Cleaning up conditionals
Cameron Simpson
cs at zip.com.au
Fri Dec 30 20:59:30 EST 2016
On 30Dec2016 15:17, Deborah Swanson <python at deborahswanson.net> wrote:
>> Ever consider using conjunctions?
>>
>> if len(l1[st]) and not len(l2[st]):
>> #0 is considered a false -- no need to test for "==0"
>> #non-0 is considered true -- no need to test for ">0"
>> #copy l1 to l2
>> elif not len(l1[st]) and len(l2[st]):
>> #copy l2 to l1
>> --
>> Wulfraed Dennis Lee Bieber AF6VN
>> wlfraed at ix.netcom.com HTTP://wlfraed.home.netcom.com/
>
>That's a neat shortcut, len(a) instead of len(a)!= 0. Thanks!

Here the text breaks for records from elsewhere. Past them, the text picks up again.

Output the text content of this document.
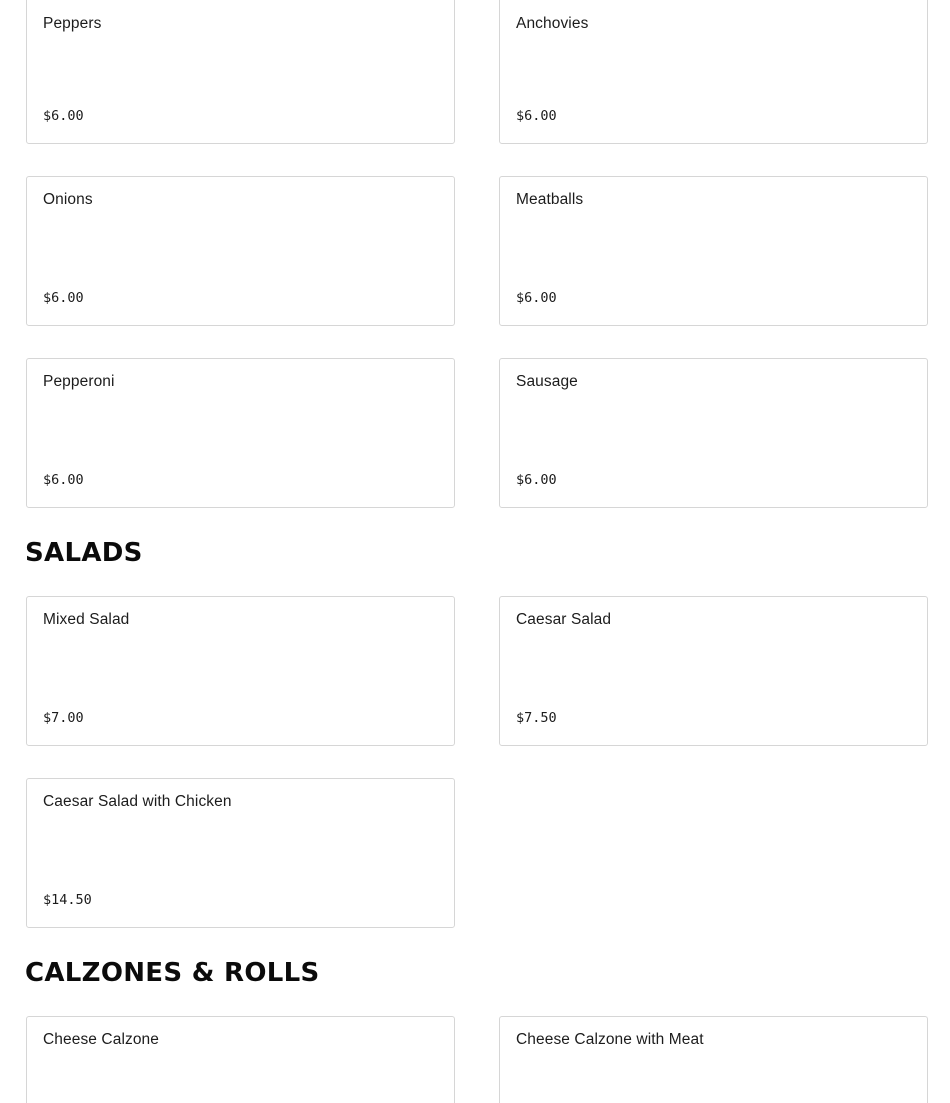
Peppers
$6.00
Anchovies
$6.00
Onions
$6.00
Meatballs
$6.00
Pepperoni
$6.00
Sausage
$6.00
SALADS
Mixed Salad
$7.00
Caesar Salad
$7.50
Caesar Salad with Chicken
$14.50
CALZONES & ROLLS
Cheese Calzone	Cheese Calzone with Meat
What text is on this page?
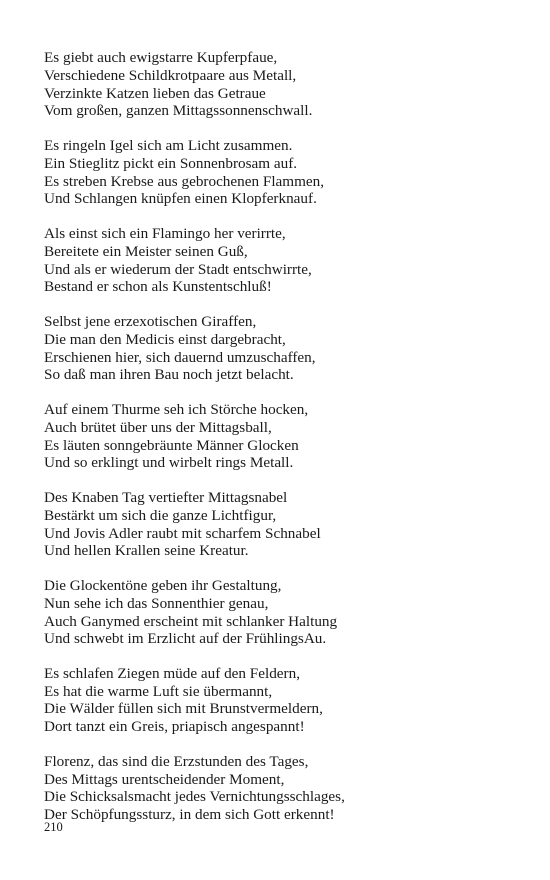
Es giebt auch ewigstarre Kupferpfaue,
Verschiedene Schildkrotpaare aus Metall,
Verzinkte Katzen lieben das Getraue
Vom großen, ganzen Mittagssonnenschwall.
Es ringeln Igel sich am Licht zusammen.
Ein Stieglitz pickt ein Sonnenbrosam auf.
Es streben Krebse aus gebrochenen Flammen,
Und Schlangen knüpfen einen Klopferknauf.
Als einst sich ein Flamingo her verirrte,
Bereitete ein Meister seinen Guß,
Und als er wiederum der Stadt entschwirrte,
Bestand er schon als Kunstentschluß!
Selbst jene erzexotischen Giraffen,
Die man den Medicis einst dargebracht,
Erschienen hier, sich dauernd umzuschaffen,
So daß man ihren Bau noch jetzt belacht.
Auf einem Thurme seh ich Störche hocken,
Auch brütet über uns der Mittagsball,
Es läuten sonngebräunte Männer Glocken
Und so erklingt und wirbelt rings Metall.
Des Knaben Tag vertiefter Mittagsnabel
Bestärkt um sich die ganze Lichtfigur,
Und Jovis Adler raubt mit scharfem Schnabel
Und hellen Krallen seine Kreatur.
Die Glockentöne geben ihr Gestaltung,
Nun sehe ich das Sonnenthier genau,
Auch Ganymed erscheint mit schlanker Haltung
Und schwebt im Erzlicht auf der FrühlingsAu.
Es schlafen Ziegen müde auf den Feldern,
Es hat die warme Luft sie übermannt,
Die Wälder füllen sich mit Brunstvermeldern,
Dort tanzt ein Greis, priapisch angespannt!
Florenz, das sind die Erzstunden des Tages,
Des Mittags urentscheidender Moment,
Die Schicksalsmacht jedes Vernichtungsschlages,
Der Schöpfungssturz, in dem sich Gott erkennt!
210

Also, for almost every python collection (lists, tuples, sets etc), python
boolean logic tests __nonzero__, which works off len() by default.
So:
if a:
# a is not empty: len(a) > 0
else:
# a is empty: len(a) == 0
I find this far more readable, presuming the reader knows that "empty" things
test as false. Of course, you need to ensure that any "collection"-ish classes
you use or write have this property, but the builtin ones do.